Sin embargo, el racismo no se reduce a comportamientos maliciosos e intencionados de rechazo consciente del otro por motivos raciales: la discriminación racial es un elemento estructural de nuestra sociedad, que prescinde de las intenciones de los individuos. Es algo que nos precede, en cuyo seno crecemos, y que se convierte en la base de experiencias vitales divergentes, de las que se derivan visiones del mundo igualmente diferenciadas.
Desde esta perspectiva, se entiende por qué la distinción habitual entre «buenos» —cultos, progresistas, abiertos, democráticos— y «malos» —groseros, ignorantes, cerrados, reaccionarios, violentos— no ayuda. Difícilmente se aceptaría formar parte de la segunda categoría y poner en juego la propia respetabilidad.
El racismo impregna las estructuras de nuestra sociedad y representa un condicionamiento inevitable para cada uno de nosotros, a pesar de las mejores intenciones y del sincero compromiso por cambiar las cosas. Si queremos desmantelar este constructo social, el camino es aceptar con honestidad que forma parte de nuestras vidas y reconocer las formas en que actúa en nuestra sociedad.

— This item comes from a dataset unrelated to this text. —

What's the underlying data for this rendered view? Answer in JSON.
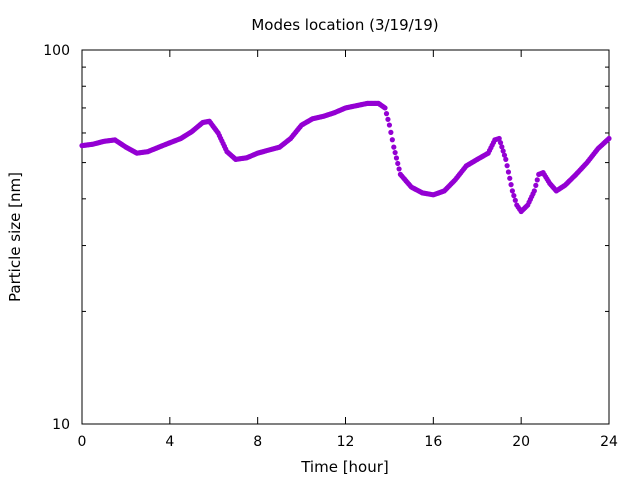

Esto no significa negar la responsabilidad personal de quienes cometen actos de violencia o discriminación, ni afirmar que «la culpa es del sistema», con la des-responsabilización que ello conlleva. Solo la conciencia de formar parte de un sistema social que se basa en la discriminación racial y la reproduce abre el espacio para una activación auténticamente ética de la responsabilidad de cada uno: si este es el sistema en el que estoy insertado, más allá de mis elecciones, ¿cómo puedo habitarlo de manera responsable para intentar modificarlo en el sentido de una mayor justicia racial?
La forma en que funciona el sistema no es «culpa» nuestra, es así desde mucho antes de que naciéramos. Nuestra responsabilidad es más bien encontrar la manera de no ser cómplices y construir espacios de resistencia y alternativas: para preservar el sistema y perpetuar sus disfunciones, basta con vivir tranquilamente y mirar hacia otro lado.
Por eso es necesario insistir en la importancia fundamental de tomar conciencia y cultivarla cada día. Y yo diría, incluso, más y mejor lo siguiente. Es necesario mantener la guardia alta, a nivel personal y aún más en toda agrupación y/o colectivo de las que formamos parte: también ellas están atravesadas por la cultura de la discriminación.
Esto vale para las instituciones, las asociaciones y las organizaciones de la sociedad civil, el mundo del trabajo y el del deporte (¡pensemos en los cánticos en los estadios!), y también vale para la estructura eclesial. Hay que mirar con lupa ciertas manifestaciones verbales de los políticos de derecha y de extrema derecha en nuestro ámbito estatal, por ejemplo vinculando estrechamente delincuencia e inmigración, porque no parece que sean de recibo desde el punto de vista cristiano de la ética y moral. Llegado el caso hay que salir al paso de ello incluso para evitar equívocos malentendidos.
Un segundo frente de compromiso, estrechamente relacionado con el primero, es el de la labor educativa con vistas a la elaboración progresiva de una cultura diferente. Se trata de un reto que interpela de manera particular al mundo de la educación escolar, que en muchos contextos se revela como un poderoso instrumento de reproducción del sistema social, con sus defectos, al igual que los ámbitos de la educación extraescolar, pero que no es ajeno a la vida cotidiana de cada uno.
Los pequeños gestos con los que se intenta romper la lógica de la discriminación racial no representarán la solución milagrosa y definitiva del problema, pero reforzarán en quienes los realizan y en quienes los observan la convicción de que otro mundo es posible y la determinación de alcanzarlo.
Afrontar el racismo es un proceso complicado que nos llevará toda la vida, pero también es una experiencia auténtica y, sobre todo, profundamente generativa y alternativa. Por supuesto, ni qué decir tiene, es una experiencia evangélica.